We know Gov. Phil Murphy wants to legalize marijuana in New Jersey — but what about the people who have already been convicted on pot charges here?
On Monday, The Record reported Murphy is open to the idea. And a reporter asked the Democratic governor at an unrelated news event hours later if he’d consider “wide-sweeping pardons” — and if that would happen before weed is legalized.
Murphy replied that he didn’t know about timing or if they’d be broad. But yes, he said, he’s considering pardons.
“If all we do is reset the table on Monday and we ignore what happened up until Friday, I think we would not have done our job,” Murphy said. “So the answer is: We have to be open-minded.”

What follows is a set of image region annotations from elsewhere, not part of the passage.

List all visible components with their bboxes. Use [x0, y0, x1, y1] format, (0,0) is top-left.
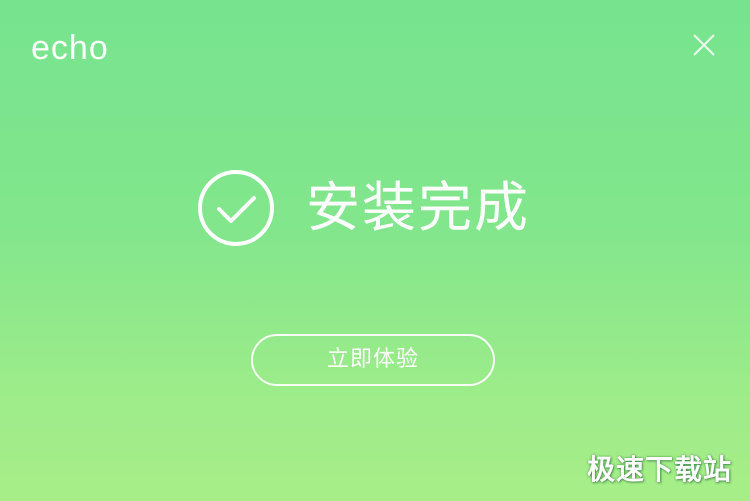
installer-window: echo 安装完成 立即体验 极速下载站	[0, 0, 750, 501]
status-title: 安装完成	[306, 176, 530, 239]
app-logo: echo	[31, 29, 109, 67]
install-status: 安装完成	[196, 168, 530, 248]
close-button[interactable]	[690, 31, 718, 59]
start-now-button[interactable]: 立即体验	[251, 334, 495, 386]
close-icon	[693, 34, 715, 56]
check-circle-icon	[198, 170, 274, 246]
watermark-text: 极速下载站	[586, 453, 732, 486]
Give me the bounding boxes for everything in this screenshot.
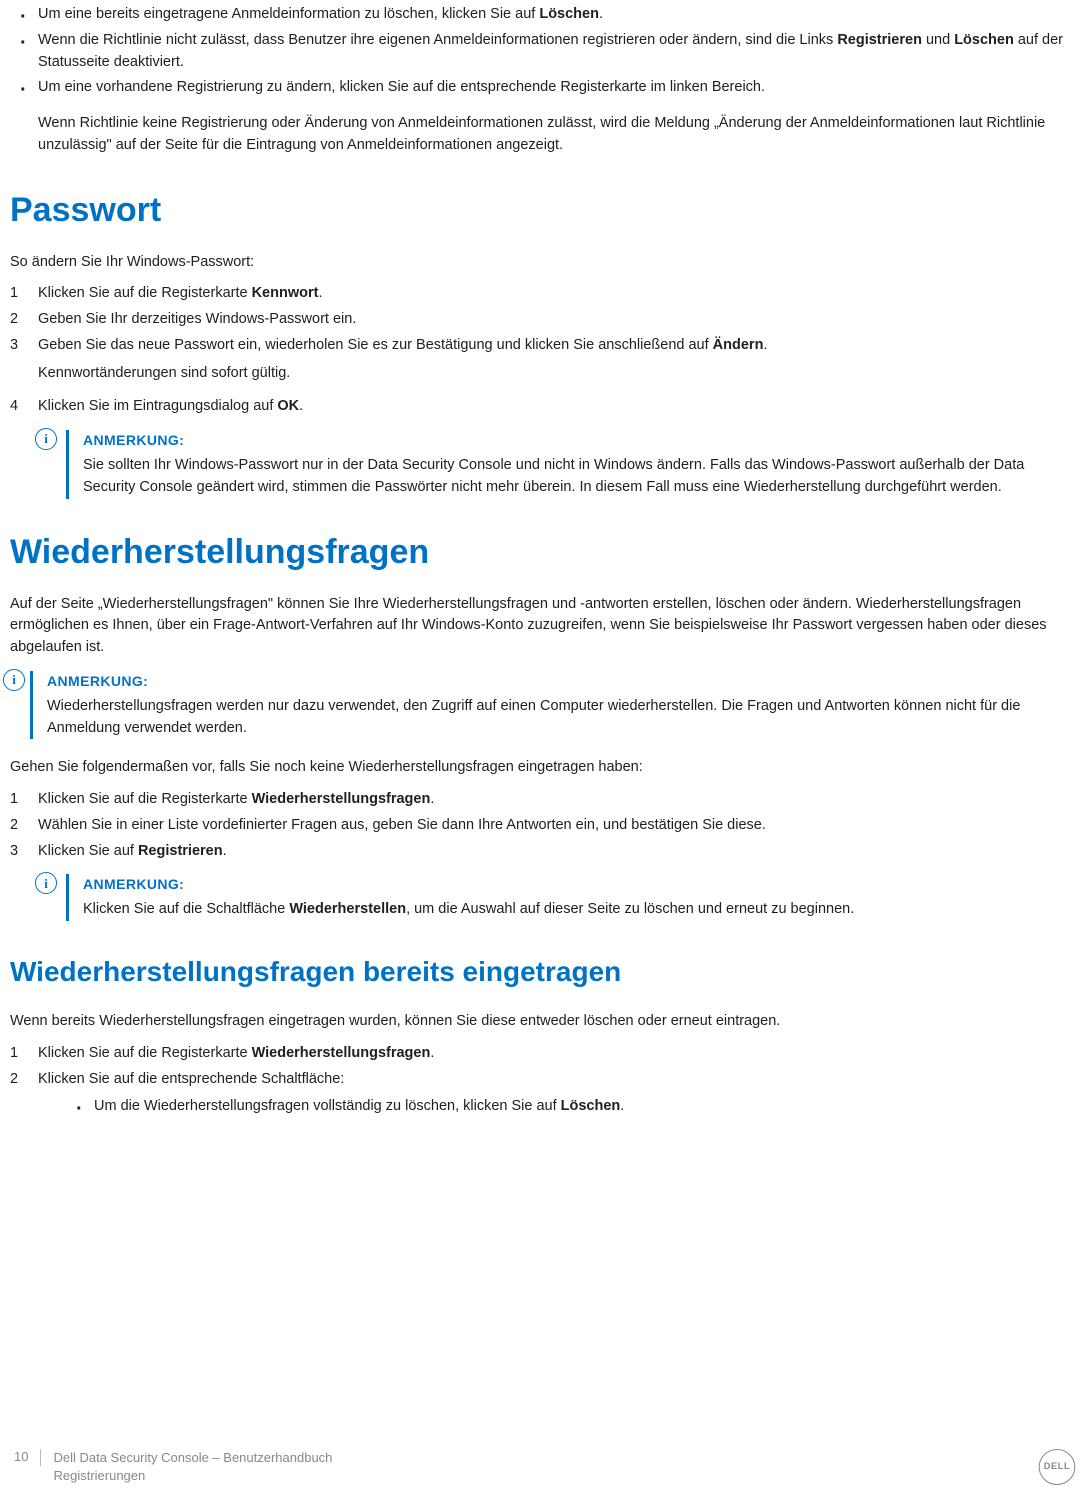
- page: Um eine bereits eingetragene Anmeldeinfo…: [0, 4, 1089, 1499]
- text: .: [599, 6, 603, 22]
- text: Geben Sie Ihr derzeitiges Windows-Passwo…: [38, 311, 356, 327]
- info-icon: [3, 669, 25, 691]
- list-item: 2 Geben Sie Ihr derzeitiges Windows-Pass…: [10, 309, 1071, 331]
- text: .: [430, 791, 434, 807]
- step-number: 1: [10, 283, 28, 305]
- bold-term: Löschen: [539, 6, 599, 22]
- text: und: [922, 32, 954, 48]
- list-item: 3 Geben Sie das neue Passwort ein, wiede…: [10, 335, 1071, 385]
- note-body: Klicken Sie auf die Schaltfläche Wiederh…: [83, 899, 903, 921]
- text: Klicken Sie auf die Registerkarte: [38, 285, 252, 301]
- note-body: Sie sollten Ihr Windows-Passwort nur in …: [83, 455, 1071, 499]
- step-number: 3: [10, 335, 28, 357]
- text: , um die Auswahl auf dieser Seite zu lös…: [406, 901, 854, 917]
- list-item: 2 Klicken Sie auf die entsprechende Scha…: [10, 1069, 1071, 1119]
- text: Klicken Sie im Eintragungsdialog auf: [38, 398, 277, 414]
- text: Kennwortänderungen sind sofort gültig.: [38, 363, 1071, 385]
- intro-bullet-list: Um eine bereits eingetragene Anmeldeinfo…: [10, 4, 1071, 157]
- text: Klicken Sie auf die Registerkarte: [38, 1045, 252, 1061]
- text: .: [299, 398, 303, 414]
- list-item: Um die Wiederherstellungsfragen vollstän…: [38, 1096, 1071, 1118]
- note-box: ANMERKUNG: Wiederherstellungsfragen werd…: [30, 671, 1071, 740]
- paragraph: Wenn bereits Wiederherstellungsfragen ei…: [10, 1011, 1071, 1033]
- step-number: 2: [10, 309, 28, 331]
- bold-term: Registrieren: [138, 843, 223, 859]
- dell-logo-icon: DELL: [1039, 1449, 1076, 1485]
- footer-title: Dell Data Security Console – Benutzerhan…: [53, 1449, 332, 1467]
- bold-term: Wiederherstellungsfragen: [252, 791, 431, 807]
- list-item: 2 Wählen Sie in einer Liste vordefiniert…: [10, 815, 1071, 837]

New Jersey was third in the nation in 2016 in total marijuana arrests, according to a recent analysis of dats from the FBI’s Uniform Crime Reporting program. That year, 35,700 people were arrested in the Garden State for either marijuana possession or distribution.
Murphy has said he wants the state Legislature to pass a bill legalizing recreational marijuana by January. He said the goal is not only to generate tax revenue but to fix the “social justice” aspect of weed.
He has noted that blacks are disproportionally jailed or arrested on pot charges despite using the drug at about the same rate as whites.
On Monday, Murphy once again stressed the need to erase the “racial inequities.”
Murphy’s plan for legal marijuana has so far faced stiff opposition in the Legislature, where many Democrats and Republicans are either undecided or flat-out against the idea.